I love reading books on history. Occasionally I grow tired of heavy, dry tomes and want something lighter and fanciful. I don’t care much for modern literature, preferring books written a century or more ago. But not because they are historical. I like them because they were written by people living at that time in history. They allow us to experience the feelings and dreams of people who lived long ago.

Often historical novels or Hollywood films get all the details are correct but the thoughts and emotions of the characters are modern. I understand that this makes the characters more accessible to modern audiences but I hunger for authenticity.

Vivant Denon was no ordinary author. In fact, “No Tomorrow” is the only fiction he is known to have written. The rest of his works were travelogues. He was an engraver, a courtier and a diplomat. He accompanied Napoleon on his military campaign in Egypt. Denon was the first Director of French Museums. He was largely responsible for the collections in the Louvre. It is safe to say that Vivant Denon was no hack writer.

This brief tale of a young man’s seduction by an older married woman is a window into the past. The opera house where they first meet is seen through the eyes of an author who had spent many hours in opera houses. Their long flight by coach to her husband’s secluded estate necessitates changing horses multiple times much as we would refill the tanks in our cars. Just as we use water to symbolize intimacy, the lovers consummate their affair to the sounds of a stream that runs past the summer house where they sought privacy.

On an emotional level, modern readers may be shocked to learn that sex in France during that era was regarded very differently from our own more puritanical outlook.
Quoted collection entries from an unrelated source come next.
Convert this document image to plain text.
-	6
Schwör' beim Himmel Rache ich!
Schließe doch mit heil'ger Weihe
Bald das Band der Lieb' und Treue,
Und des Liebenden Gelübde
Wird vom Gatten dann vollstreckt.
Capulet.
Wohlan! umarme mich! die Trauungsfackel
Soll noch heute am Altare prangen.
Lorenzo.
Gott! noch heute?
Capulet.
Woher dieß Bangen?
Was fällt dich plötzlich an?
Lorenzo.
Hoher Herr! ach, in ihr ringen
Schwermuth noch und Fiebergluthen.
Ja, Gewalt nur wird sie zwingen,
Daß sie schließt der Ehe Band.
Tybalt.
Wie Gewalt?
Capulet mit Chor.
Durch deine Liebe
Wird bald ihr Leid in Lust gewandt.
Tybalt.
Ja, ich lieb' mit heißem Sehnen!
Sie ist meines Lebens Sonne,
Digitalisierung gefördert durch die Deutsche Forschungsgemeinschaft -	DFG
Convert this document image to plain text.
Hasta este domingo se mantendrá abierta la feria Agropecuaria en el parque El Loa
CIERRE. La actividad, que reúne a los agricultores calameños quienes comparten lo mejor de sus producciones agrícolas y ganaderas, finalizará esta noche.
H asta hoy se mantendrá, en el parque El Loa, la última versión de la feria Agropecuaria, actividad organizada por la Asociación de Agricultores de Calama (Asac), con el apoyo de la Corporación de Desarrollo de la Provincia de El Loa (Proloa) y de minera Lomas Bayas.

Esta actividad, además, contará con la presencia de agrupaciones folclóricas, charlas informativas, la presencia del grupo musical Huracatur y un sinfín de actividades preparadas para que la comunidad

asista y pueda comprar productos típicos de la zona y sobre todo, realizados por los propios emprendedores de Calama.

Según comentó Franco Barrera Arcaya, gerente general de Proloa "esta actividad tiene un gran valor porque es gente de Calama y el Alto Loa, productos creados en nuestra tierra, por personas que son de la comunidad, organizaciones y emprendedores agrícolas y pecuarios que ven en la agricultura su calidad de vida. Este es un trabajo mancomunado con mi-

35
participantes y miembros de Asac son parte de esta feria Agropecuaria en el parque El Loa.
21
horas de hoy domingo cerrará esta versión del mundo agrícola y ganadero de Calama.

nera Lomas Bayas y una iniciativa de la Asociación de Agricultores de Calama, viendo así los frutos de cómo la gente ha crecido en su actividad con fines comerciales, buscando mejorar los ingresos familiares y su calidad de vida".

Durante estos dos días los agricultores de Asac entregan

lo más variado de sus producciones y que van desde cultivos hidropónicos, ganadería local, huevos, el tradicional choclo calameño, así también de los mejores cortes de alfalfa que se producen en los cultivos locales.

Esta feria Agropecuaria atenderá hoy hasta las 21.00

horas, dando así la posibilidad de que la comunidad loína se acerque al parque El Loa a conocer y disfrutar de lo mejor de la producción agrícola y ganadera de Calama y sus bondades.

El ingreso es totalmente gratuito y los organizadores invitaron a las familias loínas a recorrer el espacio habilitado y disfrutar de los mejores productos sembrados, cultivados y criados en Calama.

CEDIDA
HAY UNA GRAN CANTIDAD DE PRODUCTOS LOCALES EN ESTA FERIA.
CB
This is the authenticity that I seek. To be able to vicariously experience the emotions and outlook of a world so different from our own. Not to be titillated, but to actually live, however briefly, in that time.

“No Tomorrow” is not graphic. It is not pornography. It is more dreamlike than erotic. It is a story in the Romantic tradition. An age that ended with the French Revolution and the guillotine. Knowing this as you read it lends poignancy to the story.